Friday, April 11, 2008

Supervisor Dunning: My, How You've Grown!

We're not the only ones to have noticed the political partisanship of the Democrat and Chronicle becoming not merely more pronounced in recent months, but more strident, on occasion to the brink of hysteria.

The good folks at Monroe Rising ran a piece today by Cincinnatus observing that three whole days have passed without the D&C denouncing Chili Supervisor David Dunning for switching from the Democratic Party to the Republican.

Cincinnatus asks what the D&C would have to say if a Republican switched parties?

Just a guess on my part, but I think their reaction would be totally different from how they view Supervisor Dunning’s switch.

Not only that, Cincinnatus, but we have a fair idea of what that reaction would be.   When Republicans change parties and become Democrats, at left publications like the D&C it's called it "growing in office."

Funny thing, though.   Are we overlooking something, or does it seem that most party switches by local office holders involves Democrats becoming Republicans, rather than the other way around?   For example, Greece Supervisor John Auberger began political life as a Democrat.   Senator Joe Robach made the same move more recently.   County legislators Charles Eber and Chris Wilmot both became Republicans while in office; former County Legislator Ray DiRaddo made the same switch earlier in his career, before being elected to the legislature.   So did current Republican Legislator Jeff McCann, who in his earlier incarnation as a Democrat worked for David Gantt in the State Assembly.   Former County Legislator David Proud switched from Democratic to Independent while in office.
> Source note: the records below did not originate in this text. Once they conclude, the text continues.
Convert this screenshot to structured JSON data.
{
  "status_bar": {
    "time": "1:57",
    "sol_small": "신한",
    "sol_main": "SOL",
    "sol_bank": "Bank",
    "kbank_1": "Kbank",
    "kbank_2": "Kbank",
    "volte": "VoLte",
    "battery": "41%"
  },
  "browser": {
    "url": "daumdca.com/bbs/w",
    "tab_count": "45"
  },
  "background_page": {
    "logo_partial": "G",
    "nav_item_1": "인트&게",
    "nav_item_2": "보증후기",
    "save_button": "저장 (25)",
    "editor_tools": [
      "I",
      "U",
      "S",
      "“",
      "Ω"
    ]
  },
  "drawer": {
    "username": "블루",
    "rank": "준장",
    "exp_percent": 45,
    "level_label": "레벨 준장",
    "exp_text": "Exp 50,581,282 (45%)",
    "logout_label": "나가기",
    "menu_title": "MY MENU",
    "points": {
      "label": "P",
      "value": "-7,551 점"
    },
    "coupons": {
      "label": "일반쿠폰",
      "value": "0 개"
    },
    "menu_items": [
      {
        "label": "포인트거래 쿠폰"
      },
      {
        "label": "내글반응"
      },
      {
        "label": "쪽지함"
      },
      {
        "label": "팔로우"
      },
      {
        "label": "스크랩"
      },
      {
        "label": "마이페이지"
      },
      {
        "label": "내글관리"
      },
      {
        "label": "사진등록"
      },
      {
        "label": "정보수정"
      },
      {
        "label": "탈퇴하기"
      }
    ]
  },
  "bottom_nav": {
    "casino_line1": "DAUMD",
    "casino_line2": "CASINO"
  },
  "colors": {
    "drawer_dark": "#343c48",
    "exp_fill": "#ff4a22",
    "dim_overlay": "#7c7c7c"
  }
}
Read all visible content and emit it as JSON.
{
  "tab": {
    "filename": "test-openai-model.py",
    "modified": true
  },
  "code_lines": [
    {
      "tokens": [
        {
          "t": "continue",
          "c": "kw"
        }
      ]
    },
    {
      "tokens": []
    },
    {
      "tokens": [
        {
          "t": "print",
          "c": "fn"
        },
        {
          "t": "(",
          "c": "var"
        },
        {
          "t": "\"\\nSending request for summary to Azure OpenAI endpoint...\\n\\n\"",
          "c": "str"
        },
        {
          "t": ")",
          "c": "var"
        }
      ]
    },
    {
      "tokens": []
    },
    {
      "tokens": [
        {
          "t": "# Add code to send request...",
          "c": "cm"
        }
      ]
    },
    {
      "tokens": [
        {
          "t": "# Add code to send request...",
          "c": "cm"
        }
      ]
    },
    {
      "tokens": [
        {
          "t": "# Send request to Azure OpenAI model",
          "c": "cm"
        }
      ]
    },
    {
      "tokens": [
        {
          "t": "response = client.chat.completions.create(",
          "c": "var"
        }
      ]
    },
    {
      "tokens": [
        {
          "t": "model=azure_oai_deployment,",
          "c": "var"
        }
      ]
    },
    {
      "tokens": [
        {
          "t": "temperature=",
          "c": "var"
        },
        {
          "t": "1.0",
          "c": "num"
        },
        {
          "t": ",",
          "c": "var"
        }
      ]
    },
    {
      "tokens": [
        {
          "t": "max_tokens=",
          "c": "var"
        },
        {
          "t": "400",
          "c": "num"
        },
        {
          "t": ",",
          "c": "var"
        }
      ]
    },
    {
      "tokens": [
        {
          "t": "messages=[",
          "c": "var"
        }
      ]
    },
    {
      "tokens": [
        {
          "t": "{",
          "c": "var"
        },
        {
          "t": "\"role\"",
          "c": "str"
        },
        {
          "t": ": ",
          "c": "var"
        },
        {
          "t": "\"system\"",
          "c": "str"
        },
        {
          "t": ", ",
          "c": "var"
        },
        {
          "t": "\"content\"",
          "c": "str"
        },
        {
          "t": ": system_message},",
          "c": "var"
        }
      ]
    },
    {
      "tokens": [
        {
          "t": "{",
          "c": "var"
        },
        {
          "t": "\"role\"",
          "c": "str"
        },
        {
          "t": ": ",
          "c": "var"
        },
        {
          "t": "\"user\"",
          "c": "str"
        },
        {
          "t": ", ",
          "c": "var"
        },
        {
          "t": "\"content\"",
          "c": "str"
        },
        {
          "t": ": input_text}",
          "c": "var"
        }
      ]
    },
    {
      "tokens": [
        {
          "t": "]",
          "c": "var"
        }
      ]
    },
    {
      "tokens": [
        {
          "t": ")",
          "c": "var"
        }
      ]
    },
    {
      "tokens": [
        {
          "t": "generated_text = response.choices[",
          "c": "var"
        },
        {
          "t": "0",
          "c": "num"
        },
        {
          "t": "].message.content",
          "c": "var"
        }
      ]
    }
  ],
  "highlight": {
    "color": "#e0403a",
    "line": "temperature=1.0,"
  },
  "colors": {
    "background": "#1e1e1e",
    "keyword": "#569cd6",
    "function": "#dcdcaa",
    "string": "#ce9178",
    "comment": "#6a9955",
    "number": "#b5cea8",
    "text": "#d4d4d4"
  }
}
On the other hand, the number of Republican political figures in Monroe County who switched to the Democrats while in office includes .  .  .   Actually, we can't think of any.   OK, District Attorney Mike Green was a Republican until denied his party's nomination for DA.   At that point there was only one other major party available to confer a nomination for District Attorney, and since they didn't have a candidate of their own yet .  .  .   But that was a tactical move of mutual convenience for Green and the Democratic Party, not the evolution in personal convictions that characterized the D-to-R switches we mentioned above.

We don't have any explanations to offer as to why party-switching by elected officials in this town involves one-way traffic only.   If any of our readers do (do you hear that, you two?) we'd like to know what you think.

Whatever other significance Supervisor Dunning's party change may portend, it has triggered yet another extravagant exposition of partisanship on the part of the Democrat and Chronicle.   Here's what the paper said in endorsing Dunning last October:   Dunning, it said,

.  .  .   promises to .  .  .   bring openness back to the process, to involve the town board fully in decision-making. He's bright, accessible and has garnered a lot of political experience as leader in the neighborhood fight against the Chili Commons project.

Dunning is the Democrat and Chronicle's choice to be Chili supervisor.

The rap on Dunning, of course, is that he hasn't held elective office. But he is a well-regarded manager at a local company who is used to handling budgets and personnel.

• • •

What Dunning has shown is an ability to connect with people and a willingness to allow the public a voice in government. He's not anti-development. But he wants to be receptive in every case to neighborhood concerns about business growth and traffic density.

He has the skills and the attitude to be the leader Chili deserves.

Note that the endorsement refers to personal attributes and experience of Dunning the candidate. It doesn't say that being a Democrat is what qualifies Dunning for office.

So now Dunning has a new party label.

And now were supposed to think that suddenly he's no longer "bright" or "accessible?"

That he never really "garnered a lot of political experience as leader in the neighborhood fight against the Chili Commons project?"

That he wasn't really "a well-regarded manager" and isn't really "used to handling budgets and personnel" and the D&C just made that up as a pretext to endorse him?

That he now, suddenly, has lost both his "ability to connect with people" and his "willingness to allow the public a voice in government?"

This from a newspaper, such as it is, that routinely pontificates against partisanship as a basis for making evaluations?